Earlier today, China released the latest iteration of its Defense White Paper. At a time when strategic competition between that country and the United States in the Indo-Pacific runs the risk of transforming into an outright adversarial relationship, the document has already been analyzed extensively by American experts on social media. From New Delhi’s perspective, the document is unlikely to raise alarm, with the 16 or so references to India in it being largely benign.
That said, one curious India-specific reference in the White Paper is that the PLA will “take effective measures to create favorable conditions for the peaceful resolution of the Donglang (Doklam) standoff.” The tense structure and phrasing of the sentence suggests that the tussle over Doklam is far from over, despite a simultaneous disengagement by both sides on technical terms in that area in August 2017.
It is however the White Paper’s reference to China’s “right to install to build infrastructure and deploy necessary defensive capabilities on the islands and reefs in the South China Sea,” that has struck many analysts as the chief novelty in that document. As The Diplomat’s Senior Editor Ankit Panda noted in a tweet, this is a direct turn around from Chinese President Xi Jinping’s 2015 commitment to not militarize these features. Coming as it does while the People’s Republic finds itself embroiled in crises in the South China Sea – with Vietnam and Philippines – the White Paper’s position about that maritime theater will be widely scrutinized.
It is important to note that India is unlikely to be ruffled by this. Following the informal Wuhan Summit between Xi and Prime Minister Narendra Modi in April 2018, India has embarked on a quiet mission to recalibrate its ties with China and appears reluctant to take Beijing head-on over and in the South China Sea. Three data points triangulate this shift.
First, New Delhi was quick to dismiss a news report from Hanoi last July that stated that India had gone ahead with the sale of the supersonic Brahmos cruise missile to Vietnam even though both countries have been discussing this possibility for a few years as part of a deepening defense relationship. (Several Indian analysts have advocated the sale of the Brahmos to Vietnam as a sort of ‘payback’ for China’s military support to Pakistan.) In fact, knowledgeable New Delhi-based analysts have noted the stalled progress in the India-Vietnam strategic relationship across multiple areas. On its part, Hanoi has unambiguously opposed the militarization of the U.S.-Japan-Australia-India ‘quad’ as it plays a delicate game of balancing against China while avoiding directly provoking Beijing on its own.

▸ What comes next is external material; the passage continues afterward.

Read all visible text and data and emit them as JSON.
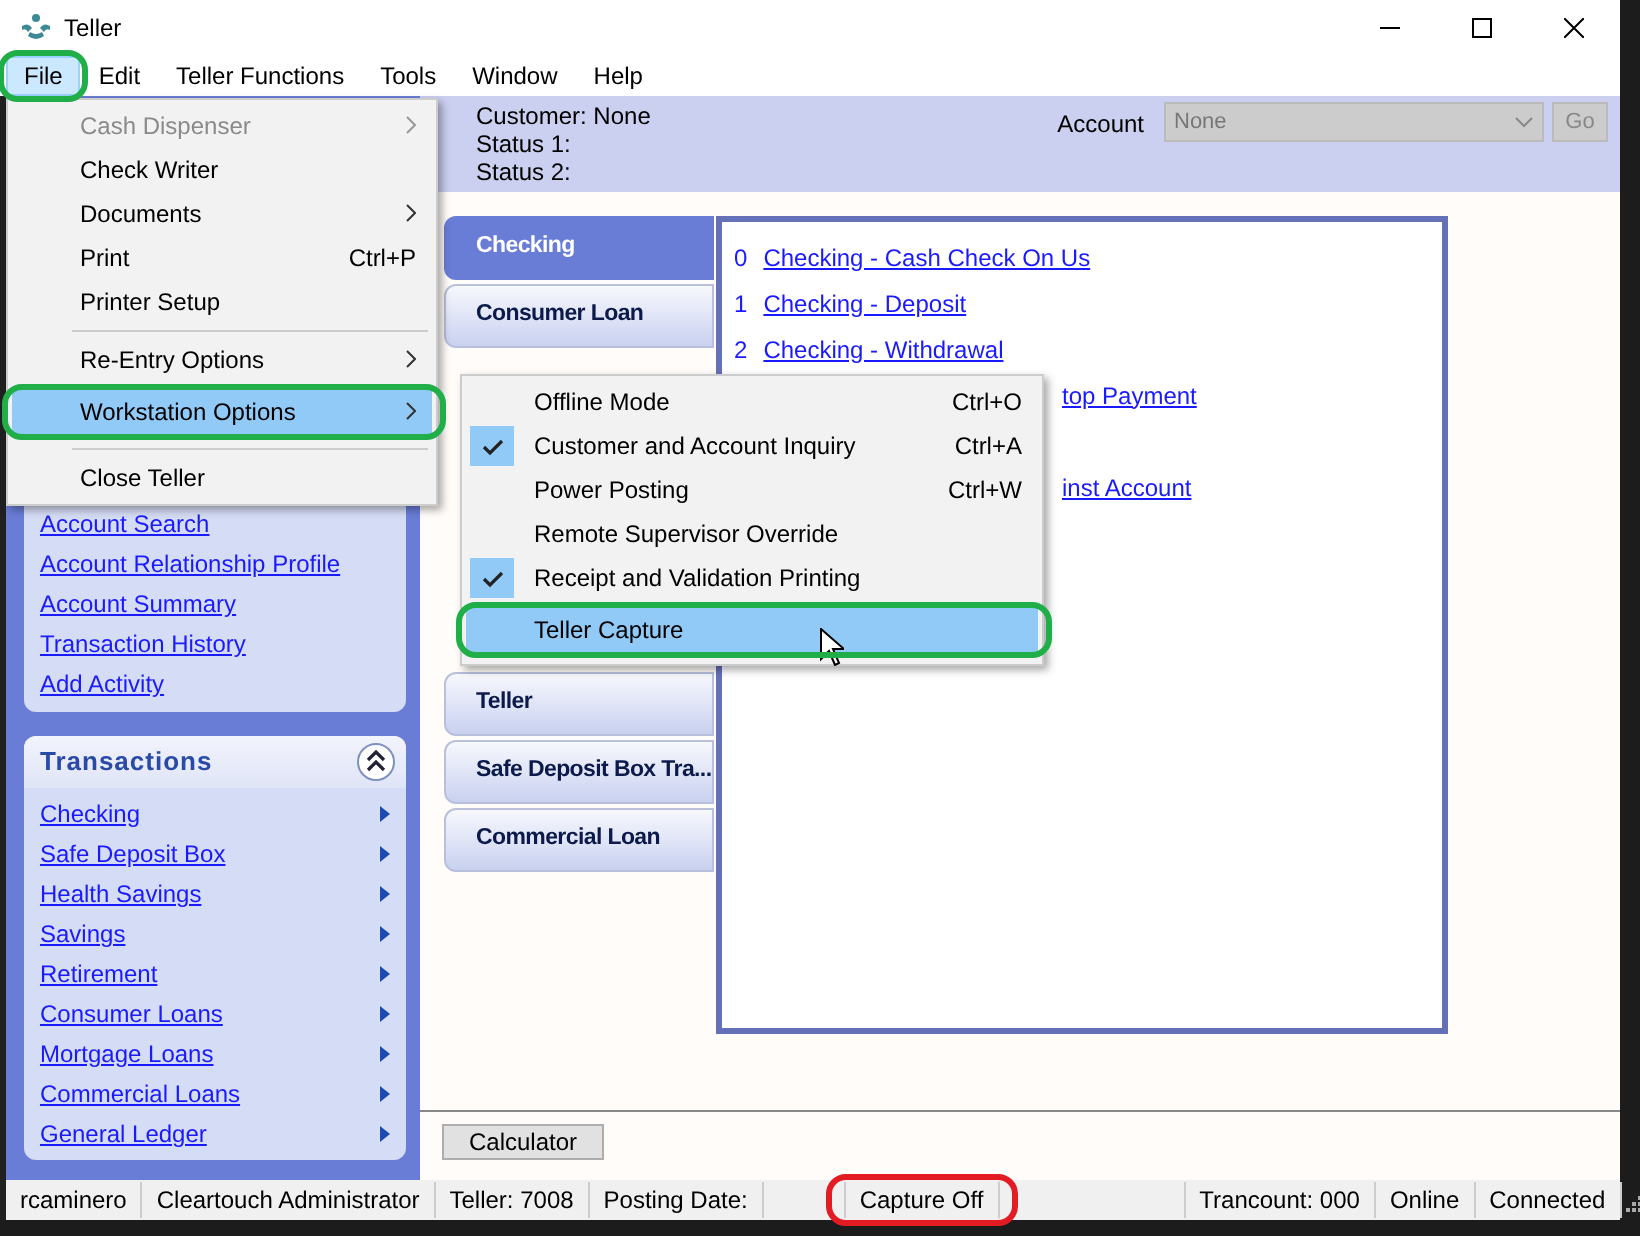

Second, when it comes to India’s commercial stakes in the South China Sea, much had been made in the past of Delhi’s decision to explore a hydrocarbon block in there in waters claimed by both Vietnam and China, in 2014. However, in March this year Indian officials indicated that they were not interested in drilling in the Block 128 “given the risks involved.” This decision is likely a result of both the ongoing recalibration in India-China ties following the 2018 Wuhan Summit as well as a result of weighing the political risk of operating that block against the tangible benefits from the same. It is true that India has a concrete interest in making sure that its sea-lines of communication in the Western Pacific remain protected. (As an example: in 2012 then-Indian ambassador to Vietnam assessed that half of India’s trade passes through the South China Sea.) That said, India may very well ‘buck pass’ the responsibility of making sure it does to other regional stakeholders as well as the United States, prudently and realistically assessing that its own naval reach is limited.
Third and finally, India’s publicly articulated commitment to freedom of navigation and of overflight – principal issues of concern and contention in the South China Sea – has become relatively muted over the past few months. This became clear in two instances. First, the Indian readout of the May 2019 quad meeting in Bangkok omitted any reference to a discussion on these two principles, in distinction to the U.S. State Department one. Second, the joint press conference between U.S. Secretary of State Michael Pompeo and Indian Foreign Minister Subhramanyam Jaishankar last month (following the latter’s visit to New Delhi) did not give any indication that such issues were a part of the agenda of their discussions beyond generic exchange of views on the Indo-Pacific.
Jaishankar’s pointed remark at that event – “the Indo-Pacific is for something, not against somebody” – came two weeks after after the Pentagon released its Indo-Pacific Strategy Report in which the “somebody” (from the U.S. Department of Defense perspective) – China and Russia, principally – was starkly identified. The Indian foreign minister’s statement continues to reflect Modi’s vision of the Indo-Pacific as inclusive and not as a “strategy or as a club of limited members.” Interestingly enough, the joint statement of the inaugural US-India 2+2 Dialogue in December 2018 did mention that that both countries had discussed freedom of navigation and overflight, so the precise reasons why New Delhi has chosen to be muted about these issues in the recent months is a fertile ground for speculation.
For India, its ambiguous position on the South China Sea is a powerful chip in its hedging strategy when it comes to China and the United States. This is unlikely to change anytime soon.